Тем не менее, рядом с укоренившимся предрассудком об отсутствии всякого подвоза к Вышгороду, среди толпеничей, среди голоштанной и сопливой части столичных жителей в особенности, уживалось мало согласное с предыдущим убеждение, что обитатели Вышгорода питаются что ни день одними пирожными.
Княжич Юлий и был как раз тот человек, который мог бы дать своим голоштанным сверстникам исчерпывающие разъяснения по этому и по целому ряду других не менее того укоренившихся заблуждений. Однако его никто не спрашивал.
Предполагалось, по видимости, что задавать вопросы высокородному отпрыску царственной четы надлежит великим государям. К несчастью, родители Юлия, государь и государыня, редко пользовались своим правом. Отец Юлия, великий князь Любомир, появлялся в воспоминаниях мальчика довольно поздно. Вернее сказать, позолоченные, звенящие колокольчиком слова «великий князь и великий…» и прочее и прочее присутствовали всюду и постоянно, слова эти были на слуху, сколько Юлий себя вообще помнил, но отец… Отец стоял отдельно от этих слов, как особое, ни с чем не сочетаемое и ни к чему не приложимое понятие. Невзрачный человек со скучным выражением помятого бабьего лица (позднее подросший Юлий имел возможность наблюдать и другие выражения этого лица, не обязательно скучные). Доставшийся отцу от предков шереметовский нос был явно велик для него, как кафтан с чужого плеча, отчего и глаза при таком несоразмерном носе казались маленькими и слишком близко сидящими к переносице. Тем более однако эти маленькие глаза под блеклыми веками пугали пронизывающим взором. Голое, с высоко выбритыми висками лицо, твердые грани алмазов на груди – из распадающихся частностей и складывался, собственно, образ отца; и совершенно отсутствовал голос, он отсутствовал в воспоминаниях начисто, маленький Юлий не помнил, чтобы отец когда-нибудь говорил. Это обстоятельство следовало, вероятно, отнести на счет изъянов детской памяти – не может же быть такого, чтобы великий государь и великий князь Любомир Третий совсем не произносил ни слова!

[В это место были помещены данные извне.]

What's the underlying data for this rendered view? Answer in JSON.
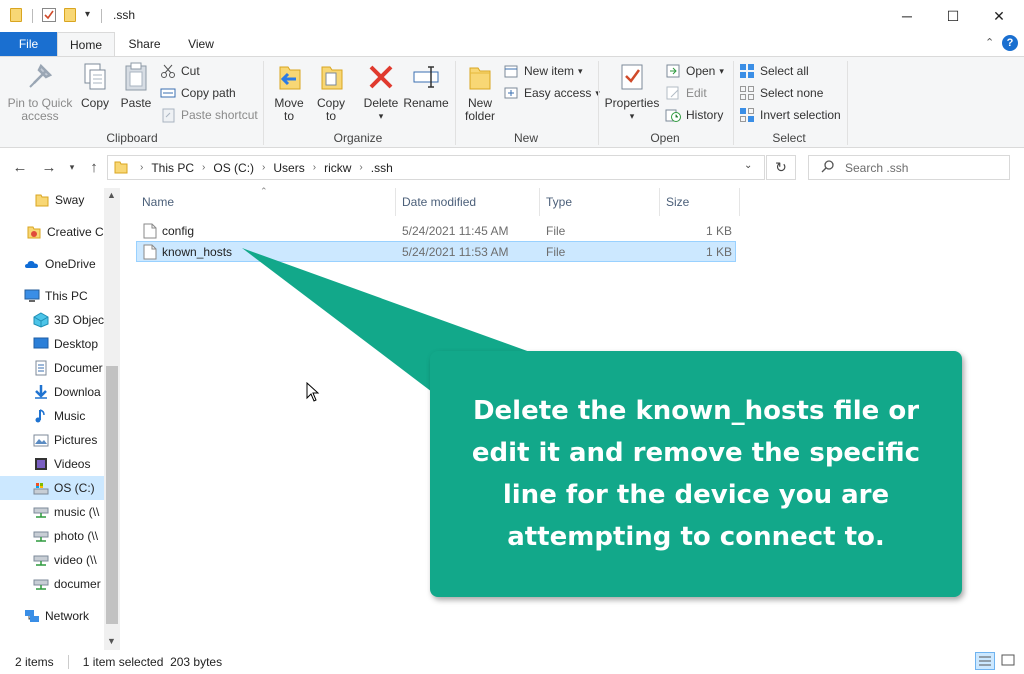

Впрочем, есть основания полагать, что отец и вовсе отсутствовал в ранних воспоминаниях Юлия, и те немногие черты, из которых складывался образ, принадлежали не памяти, а воображению и были позаимствованы, не вполне правомерно, из более поздних времен и обстоятельств.
Иначе было с матерью. Яркое и стойкое представление об ее мятущейся нежности целиком уходило к мареву первых воспоминаний жизни. Когда Юлию пошел шестой год, мать исчезла, пропала из его зрительных представлений, как раз для того, выходит, чтобы сильные, идущие от матери ощущения никогда уже нельзя было спутать, приплетая сюда поздние домыслы и суждения. Скорее всего маленький Юлий и мать-то видел не так часто, но каждый раз это было событие: внезапный порыв ветра, напоенного и лесом, и цветами, который дурманил голову, вызывая неизъяснимое наслаждение и биение сердца.
Сначала слышались всполошенные голоса прислуги – все стихало на одно-два мгновения – сильно хлопала дверь и входила мать – нечто нездешнее, волны запахов, пленительное шуршание и шелест тканей, входила ослепительно, невыносимо прекрасная своей горящей, страстной красотой. Восторженный шепот служанок… Волнение уже охватило Юлия, он немел. Прикосновение прохладных беглых пальцев – он задыхался в пене блестящего шелка… Мать уходила так же быстро, как пришла, задушив его своей нежностью – Юлий оставался. Почти разбитый, почти больной.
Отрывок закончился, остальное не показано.